И если уже для писателя этот метод оказывается так труден, как видно из работы Пришвина, то для человека, ушедшего в этот метод целиком, он является, конечно, делом постоянного напряжения, труда целой жизни изо дня в день!

Усредненный и спокойный «интеллигент», ценящий в глубине души более всего комфорт довольства собою, вряд ли решится встать на этот путь. Он всегда будет склонен замкнуться ради своего покоя на утешительной, портативной и экономной теории.
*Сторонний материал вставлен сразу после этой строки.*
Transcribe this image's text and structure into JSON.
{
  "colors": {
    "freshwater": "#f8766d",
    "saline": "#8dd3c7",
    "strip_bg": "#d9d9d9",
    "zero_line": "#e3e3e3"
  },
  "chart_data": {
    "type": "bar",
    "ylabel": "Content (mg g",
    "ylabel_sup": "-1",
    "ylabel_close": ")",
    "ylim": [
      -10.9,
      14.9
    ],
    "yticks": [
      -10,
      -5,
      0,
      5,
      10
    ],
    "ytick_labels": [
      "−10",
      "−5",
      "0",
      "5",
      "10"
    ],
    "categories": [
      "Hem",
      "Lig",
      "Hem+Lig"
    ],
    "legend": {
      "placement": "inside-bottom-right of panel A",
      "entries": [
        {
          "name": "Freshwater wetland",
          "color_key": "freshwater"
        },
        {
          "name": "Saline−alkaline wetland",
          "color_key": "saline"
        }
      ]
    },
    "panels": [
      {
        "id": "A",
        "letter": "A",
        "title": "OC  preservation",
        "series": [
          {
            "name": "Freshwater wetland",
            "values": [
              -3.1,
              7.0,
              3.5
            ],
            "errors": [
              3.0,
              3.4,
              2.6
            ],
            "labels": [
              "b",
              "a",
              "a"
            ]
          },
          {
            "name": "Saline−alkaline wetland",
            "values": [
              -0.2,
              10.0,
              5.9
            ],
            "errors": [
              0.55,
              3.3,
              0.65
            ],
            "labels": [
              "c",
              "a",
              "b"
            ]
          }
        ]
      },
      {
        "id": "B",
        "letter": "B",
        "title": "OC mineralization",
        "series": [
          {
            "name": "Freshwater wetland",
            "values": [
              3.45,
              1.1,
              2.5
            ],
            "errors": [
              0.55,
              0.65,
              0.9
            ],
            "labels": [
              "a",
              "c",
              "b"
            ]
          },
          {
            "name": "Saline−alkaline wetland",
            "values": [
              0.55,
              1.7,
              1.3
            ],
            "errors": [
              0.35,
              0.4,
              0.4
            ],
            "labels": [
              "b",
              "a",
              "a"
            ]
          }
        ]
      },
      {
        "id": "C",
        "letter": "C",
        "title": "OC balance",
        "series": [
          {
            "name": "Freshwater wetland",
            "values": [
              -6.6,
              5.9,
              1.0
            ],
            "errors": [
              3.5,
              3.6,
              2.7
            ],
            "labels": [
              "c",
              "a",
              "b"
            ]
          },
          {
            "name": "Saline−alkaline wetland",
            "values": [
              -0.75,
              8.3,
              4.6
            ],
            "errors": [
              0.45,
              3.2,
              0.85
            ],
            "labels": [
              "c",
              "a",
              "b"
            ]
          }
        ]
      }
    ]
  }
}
Обыденное наше устремление по преимуществу к покою и самоудовлетворению имеет, по-своему, то «положительное», что становится возможно до последнего момента не замечать того ужаса, в котором в действительности живешь; так что опять и опять успокаиваешь себя, что «копья ломать не из-за чего» и «мир, говоря вообще, все-таки благополучен»!.. Одним словом, получается та блаженная слепота, которая как будто помогает жить, т. е. жить беззаботно, катаясь по Парижам и предаваясь тонкостям «partis plaisir’a», не задаваясь, по возможности, ощущением, что при этих занятиях незаметно и мимоходом сбиваешь с ног живых, милых, прекрасных людей. Недаром люди так настойчивы в этом устремлении к «покою» и «самоутверждению», недаром эта тенденция просочилась и в науку, например, в школе покойного Ферворна, которая строит физиологическую теорию, исходя из предрассудка a priori, будто всякая ткань и всякий организм «в норме» устремлен к «компенсации раздражителей» и к возвращению в покой безразличия! Слепая философия слепых, не успевших продрать глаза щенят! Она была бы смешна, если бы не была горька по последствиям.